The Ullmans have said the bites are not drastic enough to take the life of Gabriella. "It was our, fault not the dogs. We didn’t lock the door, but there was a sign in the window that said closed and they went in anyway," Bob Ullman said. "I still maintain there was a 50-50 responsibility," he said after the hearing.
Around Hingham, residents interviewed this week were more likely to blame the dog owners, not the dogs.
Hingham resident Russell Reeves said he has been in the shop and has not seen the dogs be aggressive.
He said the decision to euthanize is too harsh, especially when all parties admit it’s not the dog’s fault, but the owners.
"You can’t euthanize the owners," Reeves said. "There has to be another option. There has to be someone up in Maine or somewhere to take them.
Selectmen John Riley said Gabriella may be sweet and lovable most of the time, she has shown a pattern that she can be dangerous when left unattended.
Riley said once he went into the shop to buy a postcard as a gift for his daughter. He said both dogs growled low as he walked through the store.

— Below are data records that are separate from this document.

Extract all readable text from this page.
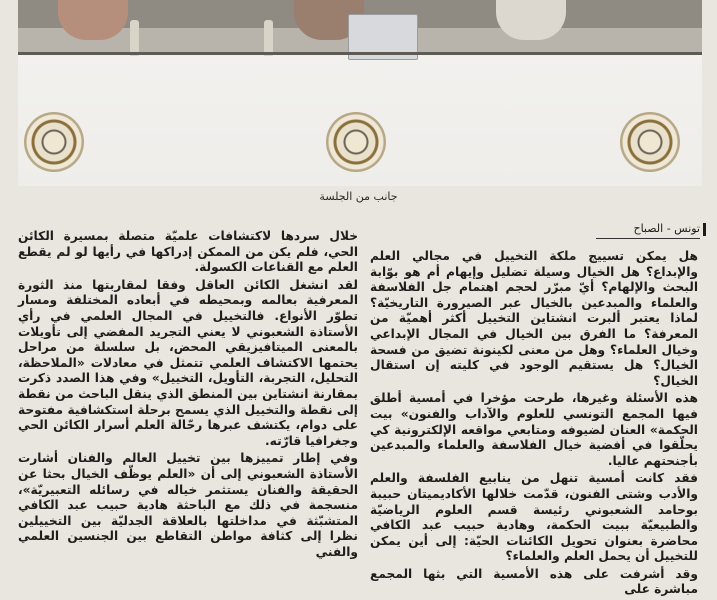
جانب من الجلسة
تونس - الصباح

هل يمكن تسييج ملكة التخييل في مجالي العلم والإبداع؟ هل الخيال وسيلة تضليل وإيهام أم هو بوّابة البحث والإلهام؟ أيّ مبرّر لحجم اهتمام جل الفلاسفة والعلماء والمبدعين بالخيال عبر الصيرورة التاريخيّة؟ لماذا يعتبر ألبرت انشتاين التخييل أكثر أهميّة من المعرفة؟ ما الفرق بين الخيال في المجال الإبداعي وخيال العلماء؟ وهل من معنى لكينونة تضيق من فسحة الخيال؟ هل يستقيم الوجود في كليته إن استقال الخيال؟

هذه الأسئلة وغيرها، طرحت مؤخرا في أمسية أطلق فيها المجمع التونسي للعلوم والآداب والفنون» بيت الحكمة» العنان لضيوفه ومتابعي مواقعه الإلكترونية كي يحلّقوا في أفضية خيال الفلاسفة والعلماء والمبدعين بأجنحتهم عاليا.

فقد كانت أمسية تنهل من ينابيع الفلسفة والعلم والأدب وشتى الفنون، قدّمت خلالها الأكاديميتان حبيبة بوحامد الشعبوني رئيسة قسم العلوم الرياضيّة والطبيعيّة ببيت الحكمة، وهادية حبيب عبد الكافي محاضرة بعنوان تحويل الكائنات الحيّة: إلى أين يمكن للتخييل أن يحمل العلم والعلماء؟

وقد أشرفت على هذه الأمسية التي بثها المجمع مباشرة على

خلال سردها لاكتشافات علميّة متصلة بمسيرة الكائن الحي، فلم يكن من الممكن إدراكها في رأيها لو لم يقطع العلم مع القناعات الكسولة.

لقد انشغل الكائن العاقل وفقا لمقاربتها منذ الثورة المعرفية بعالمه وبمحيطه في أبعاده المختلفة ومسار تطوّر الأنواع. فالتخييل في المجال العلمي في رأي الأستاذة الشعبوني لا يعني التجريد المفضي إلى تأويلات بالمعنى الميتافيزيقي المحض، بل سلسلة من مراحل يحتمها الاكتشاف العلمي تتمثل في معادلات «الملاحظة، التحليل، التجربة، التأويل، التخييل» وفي هذا الصدد ذكرت بمقارنة انشتاين بين المنطق الذي ينقل الباحث من نقطة إلى نقطة والتخييل الذي يسمح برحلة استكشافية مفتوحة على دوام، يكتشف عبرها رحّالة العلم أسرار الكائن الحي وجغرافيا قارّته.

وفي إطار تمييزها بين تخييل العالم والفنان أشارت الأستاذة الشعبوني إلى أن «العلم يوظّف الخيال بحثا عن الحقيقة والفنان يستثمر خياله في رسائله التعبيريّة»، منسجمة في ذلك مع الباحثة هادية حبيب عبد الكافي المتشبّثة في مداخلتها بالعلاقة الجدليّة بين التخييلين نظرا إلى كثافة مواطن التقاطع بين الجنسين العلمي والفني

He said he paid for the postcard and has not been to the shop since.
"We could go around in circles with this, but there is a pattern of biting and a pattern by the owners of not complying with the town’s demands," Riley said. "Our job is to protect the public."
Before anyone declare the MOST absurd aspect, consider the full slate of nominees:
The town selectmen have ordered Gabriella to be euthanized after it bit two customers, a decision that....broke the hearts of the people who made the decision. [BROKE their what?]

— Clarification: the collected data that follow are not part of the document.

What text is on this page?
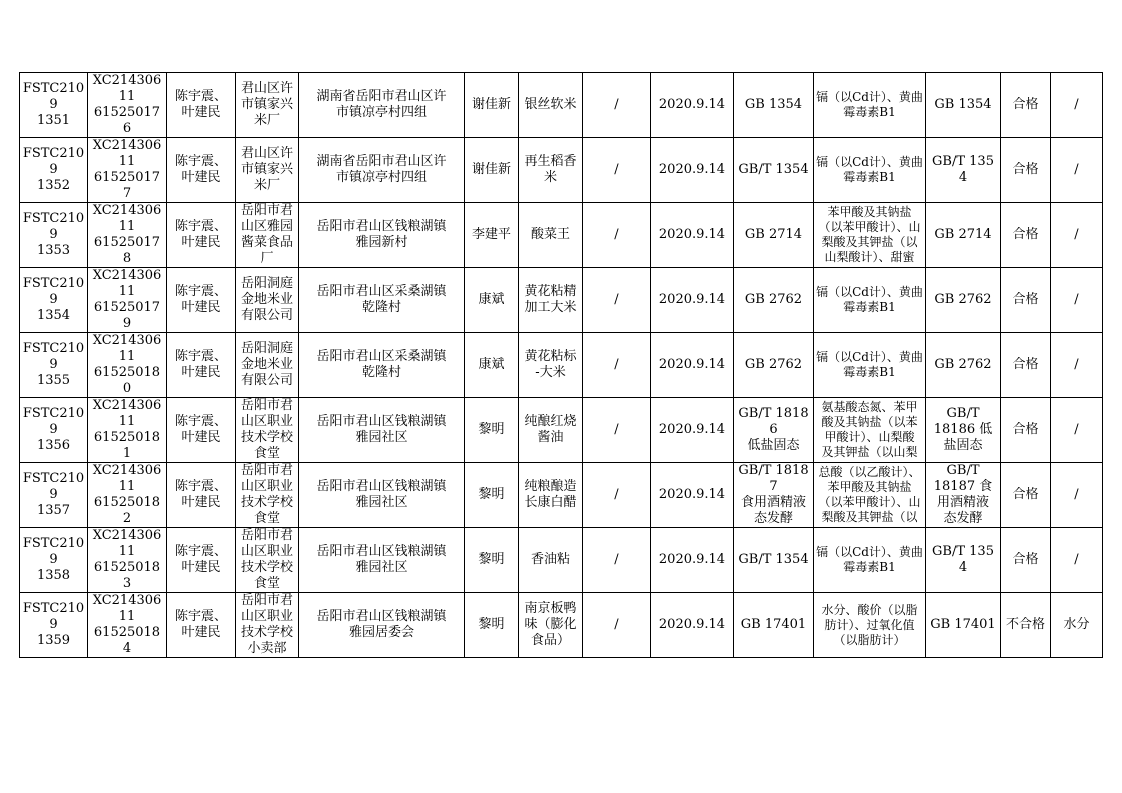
FSTC2109
1351	XC21430611
615250176	陈宇震、
叶建民	君山区许
市镇家兴
米厂	湖南省岳阳市君山区许
市镇凉亭村四组	谢佳新	银丝软米	/	2020.9.14	GB 1354	镉（以Cd计）、黄曲
霉毒素B1	GB 1354	合格	/

FSTC2109
1352	XC21430611
615250177	陈宇震、
叶建民	君山区许
市镇家兴
米厂	湖南省岳阳市君山区许
市镇凉亭村四组	谢佳新	再生稻香
米	/	2020.9.14	GB/T 1354	镉（以Cd计）、黄曲
霉毒素B1	GB/T 1354	合格	/

FSTC2109
1353	XC21430611
615250178	陈宇震、
叶建民	岳阳市君
山区雅园
酱菜食品
厂	岳阳市君山区钱粮湖镇
雅园新村	李建平	酸菜王	/	2020.9.14	GB 2714	苯甲酸及其钠盐
（以苯甲酸计）、山
梨酸及其钾盐（以
山梨酸计）、甜蜜	GB 2714	合格	/

FSTC2109
1354	XC21430611
615250179	陈宇震、
叶建民	岳阳洞庭
金地米业
有限公司	岳阳市君山区采桑湖镇
乾隆村	康斌	黄花粘精
加工大米	/	2020.9.14	GB 2762	镉（以Cd计）、黄曲
霉毒素B1	GB 2762	合格	/

FSTC2109
1355	XC21430611
615250180	陈宇震、
叶建民	岳阳洞庭
金地米业
有限公司	岳阳市君山区采桑湖镇
乾隆村	康斌	黄花粘标
-大米	/	2020.9.14	GB 2762	镉（以Cd计）、黄曲
霉毒素B1	GB 2762	合格	/

FSTC2109
1356	XC21430611
615250181	陈宇震、
叶建民	岳阳市君
山区职业
技术学校
食堂	岳阳市君山区钱粮湖镇
雅园社区	黎明	纯酿红烧
酱油	/	2020.9.14	GB/T 18186
低盐固态	氨基酸态氮、苯甲
酸及其钠盐（以苯
甲酸计）、山梨酸
及其钾盐（以山梨	GB/T
18186 低
盐固态	合格	/

FSTC2109
1357	XC21430611
615250182	陈宇震、
叶建民	岳阳市君
山区职业
技术学校
食堂	岳阳市君山区钱粮湖镇
雅园社区	黎明	纯粮酿造
长康白醋	/	2020.9.14	GB/T 18187
食用酒精液
态发酵	总酸（以乙酸计）、
苯甲酸及其钠盐
（以苯甲酸计）、山
梨酸及其钾盐（以	GB/T
18187 食
用酒精液
态发酵	合格	/

FSTC2109
1358	XC21430611
615250183	陈宇震、
叶建民	岳阳市君
山区职业
技术学校
食堂	岳阳市君山区钱粮湖镇
雅园社区	黎明	香油粘	/	2020.9.14	GB/T 1354	镉（以Cd计）、黄曲
霉毒素B1	GB/T 1354	合格	/

FSTC2109
1359	XC21430611
615250184	陈宇震、
叶建民	岳阳市君
山区职业
技术学校
小卖部	岳阳市君山区钱粮湖镇
雅园居委会	黎明	南京板鸭
味（膨化
食品）	/	2020.9.14	GB 17401	水分、酸价（以脂
肪计）、过氧化值
（以脂肪计）	GB 17401	不合格	水分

"They set they’re[sic] dog..." [Boston Globe editorial illiteracy!]
...paid a $25 fine... [Ooooh that'll teach'em!]
One of the victims was Stacey Wakefield, wife of Red Sox pitcher Tim Wakefield... [The dog was anti-Red Sox? In my book, that's a mitigating circumstance!]
Or, how about the fact that one of the death-sentencing selectmen was *growled* at by the dog? Shouldn't he have rightfully excused himself from the proceedings on account of prejudicial experience?
But the winner has to be the owners themselves. How Moronic are they to put huge, unleashed, nasty animals outfront to welcome their customers?
I've walked by this store a few times and do remember the dogs. I always keep my kids far away from all non-poodle dogs. And stories like the above only justify my precaution.